Experimental study on the performance of a stepped phase-change radiation terminal integrated with a building used in summer and winter

The rapid growth of world energy consumption and massive carbon dioxide emissions have exacerbated energy shortages and environmental pollution. It is important to put forward effective means to reduce energy consumption. In this study, paraffin was adsorbed on expanded graphite (EG) to prepare composite phase change material (CPCM), and microencapsulated phase change materials (MPCMs) were used to perform secondary apparent adsorption on the surface of CPCMs to further improve the stability and latent heat. Two kinds of composite micro-phase change materials (C-MPCM1 and C-MPCM2) with thermal conductivity of 3.78 W/(m·K) and 3.45 W/(m·K), respectively, were prepared. The C-MPCM was pressed into phase-change energy storage bricks and embedded into heating/cooling-medium coils to form a phase-change radiant floor and ceiling.
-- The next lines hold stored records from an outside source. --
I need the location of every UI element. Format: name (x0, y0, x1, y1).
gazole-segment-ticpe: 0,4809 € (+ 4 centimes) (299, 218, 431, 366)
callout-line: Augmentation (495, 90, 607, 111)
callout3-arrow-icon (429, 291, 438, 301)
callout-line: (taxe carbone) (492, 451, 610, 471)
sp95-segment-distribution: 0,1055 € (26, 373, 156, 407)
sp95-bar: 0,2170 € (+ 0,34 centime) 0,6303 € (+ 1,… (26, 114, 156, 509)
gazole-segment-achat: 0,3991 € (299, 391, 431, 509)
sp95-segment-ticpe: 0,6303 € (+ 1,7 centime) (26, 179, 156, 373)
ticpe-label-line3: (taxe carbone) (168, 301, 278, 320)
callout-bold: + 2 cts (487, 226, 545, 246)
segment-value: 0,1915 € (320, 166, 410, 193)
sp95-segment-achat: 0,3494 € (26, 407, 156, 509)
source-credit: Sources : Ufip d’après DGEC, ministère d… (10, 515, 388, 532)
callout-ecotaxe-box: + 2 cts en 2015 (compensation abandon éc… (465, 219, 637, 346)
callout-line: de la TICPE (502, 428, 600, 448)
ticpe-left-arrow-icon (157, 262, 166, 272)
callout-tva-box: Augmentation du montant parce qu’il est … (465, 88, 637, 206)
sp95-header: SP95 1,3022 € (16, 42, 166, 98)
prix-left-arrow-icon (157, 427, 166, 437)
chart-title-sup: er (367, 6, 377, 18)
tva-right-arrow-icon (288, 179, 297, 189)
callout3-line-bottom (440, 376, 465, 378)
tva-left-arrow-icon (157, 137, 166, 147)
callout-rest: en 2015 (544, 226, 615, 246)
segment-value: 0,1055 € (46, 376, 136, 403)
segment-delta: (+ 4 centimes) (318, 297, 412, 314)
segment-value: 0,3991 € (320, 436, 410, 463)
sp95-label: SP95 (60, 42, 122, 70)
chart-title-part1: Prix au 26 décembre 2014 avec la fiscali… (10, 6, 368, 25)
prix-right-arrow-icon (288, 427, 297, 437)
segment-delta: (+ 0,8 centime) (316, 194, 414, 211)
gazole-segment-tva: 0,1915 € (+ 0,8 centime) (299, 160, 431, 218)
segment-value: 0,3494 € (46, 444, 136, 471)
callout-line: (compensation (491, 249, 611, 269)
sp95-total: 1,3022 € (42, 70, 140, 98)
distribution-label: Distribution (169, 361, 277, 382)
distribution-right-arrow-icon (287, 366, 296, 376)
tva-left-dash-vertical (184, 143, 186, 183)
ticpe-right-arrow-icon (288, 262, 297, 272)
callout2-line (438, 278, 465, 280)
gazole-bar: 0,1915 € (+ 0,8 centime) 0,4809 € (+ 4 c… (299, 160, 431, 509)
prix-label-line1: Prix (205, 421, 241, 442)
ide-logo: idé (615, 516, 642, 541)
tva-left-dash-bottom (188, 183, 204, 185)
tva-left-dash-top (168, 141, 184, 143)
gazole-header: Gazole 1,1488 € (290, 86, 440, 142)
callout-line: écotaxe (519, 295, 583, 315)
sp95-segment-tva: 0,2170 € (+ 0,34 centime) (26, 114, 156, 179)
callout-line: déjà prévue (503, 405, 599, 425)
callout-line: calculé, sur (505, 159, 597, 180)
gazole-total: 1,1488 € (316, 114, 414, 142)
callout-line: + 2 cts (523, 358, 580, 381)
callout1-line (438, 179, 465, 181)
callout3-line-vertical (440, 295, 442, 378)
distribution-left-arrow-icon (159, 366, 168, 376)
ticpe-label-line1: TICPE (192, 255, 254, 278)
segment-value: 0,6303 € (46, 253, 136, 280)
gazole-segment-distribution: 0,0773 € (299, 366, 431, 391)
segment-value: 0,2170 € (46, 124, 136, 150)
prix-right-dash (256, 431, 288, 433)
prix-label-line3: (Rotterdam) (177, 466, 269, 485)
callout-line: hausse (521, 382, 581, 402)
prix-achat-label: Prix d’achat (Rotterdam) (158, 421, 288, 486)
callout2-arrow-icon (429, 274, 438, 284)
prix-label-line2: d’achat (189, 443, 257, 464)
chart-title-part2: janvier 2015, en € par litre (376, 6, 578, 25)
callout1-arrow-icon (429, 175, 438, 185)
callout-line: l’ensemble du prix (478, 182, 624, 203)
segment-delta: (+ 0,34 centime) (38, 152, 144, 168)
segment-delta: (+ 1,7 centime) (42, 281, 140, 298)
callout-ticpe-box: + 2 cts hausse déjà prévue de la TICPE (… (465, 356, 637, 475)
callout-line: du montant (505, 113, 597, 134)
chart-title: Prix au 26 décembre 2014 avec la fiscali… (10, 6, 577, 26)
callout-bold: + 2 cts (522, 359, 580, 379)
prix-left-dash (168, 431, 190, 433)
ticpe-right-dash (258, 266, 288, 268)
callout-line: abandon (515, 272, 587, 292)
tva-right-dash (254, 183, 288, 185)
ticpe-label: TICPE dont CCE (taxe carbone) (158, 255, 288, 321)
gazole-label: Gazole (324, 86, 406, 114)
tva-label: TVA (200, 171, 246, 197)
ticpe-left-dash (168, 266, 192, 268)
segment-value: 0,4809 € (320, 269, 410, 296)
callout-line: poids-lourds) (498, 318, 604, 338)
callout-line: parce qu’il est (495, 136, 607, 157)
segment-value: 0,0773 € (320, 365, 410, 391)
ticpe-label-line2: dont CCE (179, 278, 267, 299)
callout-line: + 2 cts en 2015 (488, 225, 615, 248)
The scaled-down experiments and the real-size outdoor experiments were used to verify each other and proved that the optimal water supply temperature is 17 °C in summer and 40 °C in winter. The energy consumption of the room with dual-active cascade phase change radiant terminal in the flow mode of “heating medium-floor-ceiling; refrigerant medium-ceiling-floor” is 44.79 W/m2 for cooling load in summer and 47.08 W/m2 for heat load in winter, with significant energy efficiency and comfort. The energy utilization efficiency was improved.